Paul Schrader ne s’y trompe pas et ausculte avec malice les déboires sentimentaux de jeunes (et beaux) adultes paumés puisque privés d’idéal. La manipulation s’érige en recours, ressort dramatique indispensable pour dynamiser une narration plate, comme inerte, insuffisante ou inopérante compte tenu des individus censés la porter. D’ailleurs, le réalisateur se moque pas mal d’une quelconque ressemblance avec les histoires "cheap" à la « Hollywood stories ». Son film n’est pas tendance ni un produit d'Entertainment. Il est cynique de bout en bout, cultivant, pour ce faire, un sentiment d’artificialité propre à développer une atmosphère ténue, minimaliste, anxiogène, presque véridique. Peu importe, alors, les faiblesses d’un film errant son nihilisme de façade incapable de dépasser la simple transgression de corps désincarnés jamais poétisés par notre couple réalisateur/scénariste.

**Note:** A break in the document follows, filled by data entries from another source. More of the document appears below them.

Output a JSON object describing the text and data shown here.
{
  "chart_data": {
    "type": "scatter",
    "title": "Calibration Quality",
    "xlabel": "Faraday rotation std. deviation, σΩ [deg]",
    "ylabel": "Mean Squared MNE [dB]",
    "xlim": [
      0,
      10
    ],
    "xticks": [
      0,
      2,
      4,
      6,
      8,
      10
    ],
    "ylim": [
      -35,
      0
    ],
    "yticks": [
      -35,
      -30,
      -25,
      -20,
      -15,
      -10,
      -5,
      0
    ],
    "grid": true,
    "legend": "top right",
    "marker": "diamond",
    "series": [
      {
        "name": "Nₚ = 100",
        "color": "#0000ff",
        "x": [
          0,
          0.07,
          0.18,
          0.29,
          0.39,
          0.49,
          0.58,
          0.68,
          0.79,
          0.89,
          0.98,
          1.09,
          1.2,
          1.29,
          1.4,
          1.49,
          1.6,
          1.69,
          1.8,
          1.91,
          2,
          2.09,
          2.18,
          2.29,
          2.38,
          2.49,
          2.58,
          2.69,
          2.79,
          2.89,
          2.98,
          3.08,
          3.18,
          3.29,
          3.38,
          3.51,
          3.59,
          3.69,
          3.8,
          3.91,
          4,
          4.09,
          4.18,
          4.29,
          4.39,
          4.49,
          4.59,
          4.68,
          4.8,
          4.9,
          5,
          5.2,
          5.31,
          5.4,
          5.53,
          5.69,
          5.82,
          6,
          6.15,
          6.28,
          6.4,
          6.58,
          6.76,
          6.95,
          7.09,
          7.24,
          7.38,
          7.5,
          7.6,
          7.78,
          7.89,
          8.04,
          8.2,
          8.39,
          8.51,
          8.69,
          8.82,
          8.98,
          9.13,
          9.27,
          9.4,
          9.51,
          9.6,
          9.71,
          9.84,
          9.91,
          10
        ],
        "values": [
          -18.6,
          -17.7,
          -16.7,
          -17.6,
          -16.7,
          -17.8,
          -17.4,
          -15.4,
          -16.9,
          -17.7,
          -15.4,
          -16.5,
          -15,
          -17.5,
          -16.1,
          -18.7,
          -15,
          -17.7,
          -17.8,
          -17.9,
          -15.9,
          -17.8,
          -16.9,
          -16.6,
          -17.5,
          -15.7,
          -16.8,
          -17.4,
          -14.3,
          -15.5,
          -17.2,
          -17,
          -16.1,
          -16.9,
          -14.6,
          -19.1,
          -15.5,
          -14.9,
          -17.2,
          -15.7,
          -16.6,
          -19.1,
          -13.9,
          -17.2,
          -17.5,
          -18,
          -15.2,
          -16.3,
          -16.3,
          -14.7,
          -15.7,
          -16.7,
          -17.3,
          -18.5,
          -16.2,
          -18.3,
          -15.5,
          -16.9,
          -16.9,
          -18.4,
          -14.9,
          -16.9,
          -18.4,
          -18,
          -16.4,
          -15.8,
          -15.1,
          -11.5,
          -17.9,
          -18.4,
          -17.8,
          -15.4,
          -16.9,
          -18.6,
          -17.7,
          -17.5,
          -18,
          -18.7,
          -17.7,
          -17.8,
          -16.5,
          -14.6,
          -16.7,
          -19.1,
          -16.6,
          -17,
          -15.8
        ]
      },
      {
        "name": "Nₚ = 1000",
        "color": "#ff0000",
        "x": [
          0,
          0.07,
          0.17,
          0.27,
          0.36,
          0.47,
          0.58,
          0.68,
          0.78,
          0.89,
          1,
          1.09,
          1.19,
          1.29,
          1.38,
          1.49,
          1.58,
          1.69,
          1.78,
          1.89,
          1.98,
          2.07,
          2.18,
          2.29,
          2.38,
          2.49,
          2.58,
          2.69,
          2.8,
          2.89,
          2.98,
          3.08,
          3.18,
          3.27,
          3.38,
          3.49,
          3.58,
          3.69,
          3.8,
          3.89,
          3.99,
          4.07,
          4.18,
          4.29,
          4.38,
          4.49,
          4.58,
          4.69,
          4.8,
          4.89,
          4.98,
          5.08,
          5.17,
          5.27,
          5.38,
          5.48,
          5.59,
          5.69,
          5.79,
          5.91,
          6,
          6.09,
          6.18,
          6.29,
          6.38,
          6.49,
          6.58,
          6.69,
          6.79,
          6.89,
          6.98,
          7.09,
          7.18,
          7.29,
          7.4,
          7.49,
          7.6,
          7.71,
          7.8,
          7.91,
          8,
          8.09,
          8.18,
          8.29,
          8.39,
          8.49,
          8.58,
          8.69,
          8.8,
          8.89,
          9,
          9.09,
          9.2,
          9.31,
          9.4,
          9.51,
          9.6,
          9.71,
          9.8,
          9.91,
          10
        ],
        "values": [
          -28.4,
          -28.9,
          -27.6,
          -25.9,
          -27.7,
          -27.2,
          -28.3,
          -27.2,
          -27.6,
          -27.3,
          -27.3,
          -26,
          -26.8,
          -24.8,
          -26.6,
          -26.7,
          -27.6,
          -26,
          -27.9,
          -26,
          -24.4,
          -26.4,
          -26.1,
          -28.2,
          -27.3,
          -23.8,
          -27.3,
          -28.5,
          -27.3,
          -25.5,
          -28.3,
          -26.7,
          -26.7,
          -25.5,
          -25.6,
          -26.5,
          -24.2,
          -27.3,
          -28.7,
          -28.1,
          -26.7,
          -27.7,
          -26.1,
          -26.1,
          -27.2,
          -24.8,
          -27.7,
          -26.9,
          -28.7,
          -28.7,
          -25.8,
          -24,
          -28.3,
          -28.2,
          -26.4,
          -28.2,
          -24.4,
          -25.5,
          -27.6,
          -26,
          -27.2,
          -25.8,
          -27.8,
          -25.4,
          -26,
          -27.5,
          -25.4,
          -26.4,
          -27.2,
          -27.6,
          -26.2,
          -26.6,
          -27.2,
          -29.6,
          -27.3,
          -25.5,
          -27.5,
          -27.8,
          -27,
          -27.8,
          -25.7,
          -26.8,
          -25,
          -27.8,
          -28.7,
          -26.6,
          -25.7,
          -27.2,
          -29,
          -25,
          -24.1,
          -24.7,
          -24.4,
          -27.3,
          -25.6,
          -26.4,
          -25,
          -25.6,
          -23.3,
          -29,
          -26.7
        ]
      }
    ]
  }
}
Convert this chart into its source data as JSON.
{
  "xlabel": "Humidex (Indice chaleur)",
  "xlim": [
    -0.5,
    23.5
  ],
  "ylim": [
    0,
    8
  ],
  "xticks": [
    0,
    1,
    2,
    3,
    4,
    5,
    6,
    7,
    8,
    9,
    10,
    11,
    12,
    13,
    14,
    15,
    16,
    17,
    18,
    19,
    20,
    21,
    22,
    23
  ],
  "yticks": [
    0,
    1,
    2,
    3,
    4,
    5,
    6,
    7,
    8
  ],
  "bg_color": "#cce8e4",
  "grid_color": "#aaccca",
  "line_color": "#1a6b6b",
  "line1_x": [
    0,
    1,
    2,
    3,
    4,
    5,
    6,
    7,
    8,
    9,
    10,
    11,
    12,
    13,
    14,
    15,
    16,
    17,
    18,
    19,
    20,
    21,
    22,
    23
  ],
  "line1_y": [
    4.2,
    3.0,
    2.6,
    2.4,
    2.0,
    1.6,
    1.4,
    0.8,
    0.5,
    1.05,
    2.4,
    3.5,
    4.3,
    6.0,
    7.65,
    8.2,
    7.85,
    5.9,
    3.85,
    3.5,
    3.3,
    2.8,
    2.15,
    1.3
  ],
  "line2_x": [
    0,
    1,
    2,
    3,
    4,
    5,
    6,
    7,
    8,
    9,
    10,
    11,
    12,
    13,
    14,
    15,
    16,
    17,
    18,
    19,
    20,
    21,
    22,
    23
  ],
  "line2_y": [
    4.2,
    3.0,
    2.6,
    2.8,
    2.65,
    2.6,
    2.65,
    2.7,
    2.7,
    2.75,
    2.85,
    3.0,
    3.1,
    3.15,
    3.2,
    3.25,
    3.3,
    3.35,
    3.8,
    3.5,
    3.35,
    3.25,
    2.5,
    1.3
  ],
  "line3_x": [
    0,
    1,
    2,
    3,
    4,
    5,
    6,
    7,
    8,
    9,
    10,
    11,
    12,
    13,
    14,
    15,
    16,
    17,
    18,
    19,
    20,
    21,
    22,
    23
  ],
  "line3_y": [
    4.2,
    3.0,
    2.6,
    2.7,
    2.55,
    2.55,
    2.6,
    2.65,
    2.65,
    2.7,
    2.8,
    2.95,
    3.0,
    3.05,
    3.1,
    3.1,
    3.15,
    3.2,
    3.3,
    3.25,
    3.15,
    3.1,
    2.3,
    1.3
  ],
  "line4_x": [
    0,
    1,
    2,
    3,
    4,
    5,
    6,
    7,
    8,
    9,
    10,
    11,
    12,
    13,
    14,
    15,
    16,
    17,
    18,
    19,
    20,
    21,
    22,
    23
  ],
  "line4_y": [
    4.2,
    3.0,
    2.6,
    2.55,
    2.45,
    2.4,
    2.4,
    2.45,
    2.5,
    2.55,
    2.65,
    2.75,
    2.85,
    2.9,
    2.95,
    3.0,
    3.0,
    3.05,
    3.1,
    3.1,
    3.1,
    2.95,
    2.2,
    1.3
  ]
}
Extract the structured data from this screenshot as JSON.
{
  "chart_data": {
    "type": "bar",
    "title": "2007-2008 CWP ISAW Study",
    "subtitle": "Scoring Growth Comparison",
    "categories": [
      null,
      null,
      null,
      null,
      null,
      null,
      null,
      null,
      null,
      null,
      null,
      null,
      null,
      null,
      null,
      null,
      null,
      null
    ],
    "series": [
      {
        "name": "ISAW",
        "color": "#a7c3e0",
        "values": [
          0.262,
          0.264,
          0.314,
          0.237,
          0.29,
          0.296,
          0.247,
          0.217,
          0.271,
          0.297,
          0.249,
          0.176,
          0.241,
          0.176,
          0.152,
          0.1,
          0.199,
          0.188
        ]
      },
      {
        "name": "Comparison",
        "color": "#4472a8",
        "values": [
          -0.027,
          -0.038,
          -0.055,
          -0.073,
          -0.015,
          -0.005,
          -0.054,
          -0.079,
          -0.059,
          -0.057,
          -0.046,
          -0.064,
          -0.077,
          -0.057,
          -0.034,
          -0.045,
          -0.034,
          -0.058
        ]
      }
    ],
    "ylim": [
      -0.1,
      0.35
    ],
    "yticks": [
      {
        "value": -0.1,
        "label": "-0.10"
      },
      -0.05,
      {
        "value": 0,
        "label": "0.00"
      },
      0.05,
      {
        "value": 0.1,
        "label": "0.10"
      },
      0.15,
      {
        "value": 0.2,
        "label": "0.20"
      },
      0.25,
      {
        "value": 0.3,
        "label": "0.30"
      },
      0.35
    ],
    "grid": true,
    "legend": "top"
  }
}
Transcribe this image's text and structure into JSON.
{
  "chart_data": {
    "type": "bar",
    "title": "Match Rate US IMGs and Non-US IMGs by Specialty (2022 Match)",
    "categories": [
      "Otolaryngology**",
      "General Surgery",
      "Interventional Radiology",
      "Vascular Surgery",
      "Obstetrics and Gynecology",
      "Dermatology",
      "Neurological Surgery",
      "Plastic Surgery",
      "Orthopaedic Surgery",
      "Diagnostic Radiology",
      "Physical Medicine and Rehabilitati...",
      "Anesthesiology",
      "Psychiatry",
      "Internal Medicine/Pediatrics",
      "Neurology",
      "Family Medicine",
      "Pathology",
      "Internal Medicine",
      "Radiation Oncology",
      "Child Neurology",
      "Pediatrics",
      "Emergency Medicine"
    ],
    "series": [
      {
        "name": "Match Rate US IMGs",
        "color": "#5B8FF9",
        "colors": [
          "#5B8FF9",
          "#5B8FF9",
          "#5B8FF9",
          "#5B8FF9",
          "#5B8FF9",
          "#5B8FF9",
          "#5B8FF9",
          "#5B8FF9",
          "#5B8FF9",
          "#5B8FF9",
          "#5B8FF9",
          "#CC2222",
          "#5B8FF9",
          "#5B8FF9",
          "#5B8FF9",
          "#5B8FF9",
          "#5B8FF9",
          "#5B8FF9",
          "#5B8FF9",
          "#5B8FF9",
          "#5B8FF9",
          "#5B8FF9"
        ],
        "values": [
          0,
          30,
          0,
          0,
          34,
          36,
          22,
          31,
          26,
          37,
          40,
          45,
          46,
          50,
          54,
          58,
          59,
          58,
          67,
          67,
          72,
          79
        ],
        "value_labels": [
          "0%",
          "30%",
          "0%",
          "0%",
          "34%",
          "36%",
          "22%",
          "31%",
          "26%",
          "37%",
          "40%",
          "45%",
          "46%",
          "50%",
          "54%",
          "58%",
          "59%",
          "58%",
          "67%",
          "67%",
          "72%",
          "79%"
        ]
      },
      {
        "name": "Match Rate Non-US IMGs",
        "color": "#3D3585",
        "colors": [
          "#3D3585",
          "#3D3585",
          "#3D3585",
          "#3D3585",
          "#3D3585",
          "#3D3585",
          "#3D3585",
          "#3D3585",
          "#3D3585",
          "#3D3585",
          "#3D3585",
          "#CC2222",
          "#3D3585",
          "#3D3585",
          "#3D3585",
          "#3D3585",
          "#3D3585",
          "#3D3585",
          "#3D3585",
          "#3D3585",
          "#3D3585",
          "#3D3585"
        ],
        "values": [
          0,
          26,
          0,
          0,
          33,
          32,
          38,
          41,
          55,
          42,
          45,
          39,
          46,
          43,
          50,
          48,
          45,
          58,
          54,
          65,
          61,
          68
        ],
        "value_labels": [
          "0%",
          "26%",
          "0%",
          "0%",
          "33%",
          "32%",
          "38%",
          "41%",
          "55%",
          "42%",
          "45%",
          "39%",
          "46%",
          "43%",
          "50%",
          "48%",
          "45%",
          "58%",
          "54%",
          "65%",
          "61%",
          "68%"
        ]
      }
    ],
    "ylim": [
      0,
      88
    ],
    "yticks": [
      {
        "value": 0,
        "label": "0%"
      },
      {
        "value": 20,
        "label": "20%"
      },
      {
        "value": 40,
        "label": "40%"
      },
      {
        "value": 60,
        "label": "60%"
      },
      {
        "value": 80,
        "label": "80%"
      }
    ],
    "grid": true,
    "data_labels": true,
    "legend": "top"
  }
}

Le désir est, ici, un leurre. Un objet de pression, un pervertissement, une addiction, un mal étrange qui conduit à la destruction. Paul Schrader filme ce no man’s land dans le désarroi d’un triangle amoureux voué à l’échec par peur du vide, sentiment paranoïaque, jalousie exacerbée, besoin corporel incontrôlable, amour viscéral inavoué. Cette dichotomie, entre l’aspect désertique d’un décor déshumanisant et la passion qui anime nos chers protagonistes, motive la dramaturgie d’un quotidien emplit de perversité malsaine. Rien de plus, rien de moins. D’où l’aspect froid d’un univers broyant des âmes dénuées de la moindre compassion. La mécanique des corps fait le reste.

Pour ce faire, le cinéaste s’appuie sur un duo d’acteurs aussi improbables que proprement photogéniques. En faisant s’accorder Lindsay Lohan, ancienne égérie de Disney tombée dans la drogue et l’alcool, et James Deen acteur X à la gueule d’ange, Paul Schrader compose un couple aussi glamour (fictionnel) que pertinent (réaliste). En effet, ne sont-ils pas, chacun à leur manière, les représentants idéaux d’un univers flou occultant pour partie la démarcation entre réalité et fantasmagorie? The Canyons navigue dans ces eaux-là, peu importe la patine administrée par Schrader. Les désirs ne sont pas assouvis pour ce qu’ils devraient être. Ils sont vécus mais incompris, vaincus en somme par une nécessité contradictoire à leurs fonctions premières.

Ainsi, le temps du thriller répond à celui, plus terre à terre, d’un intime sans cesse observé qui ne trouve aucune échappatoire pour ceux et celles qui n’existent plus à force de trop vouloir attendre une gloire déjà passée.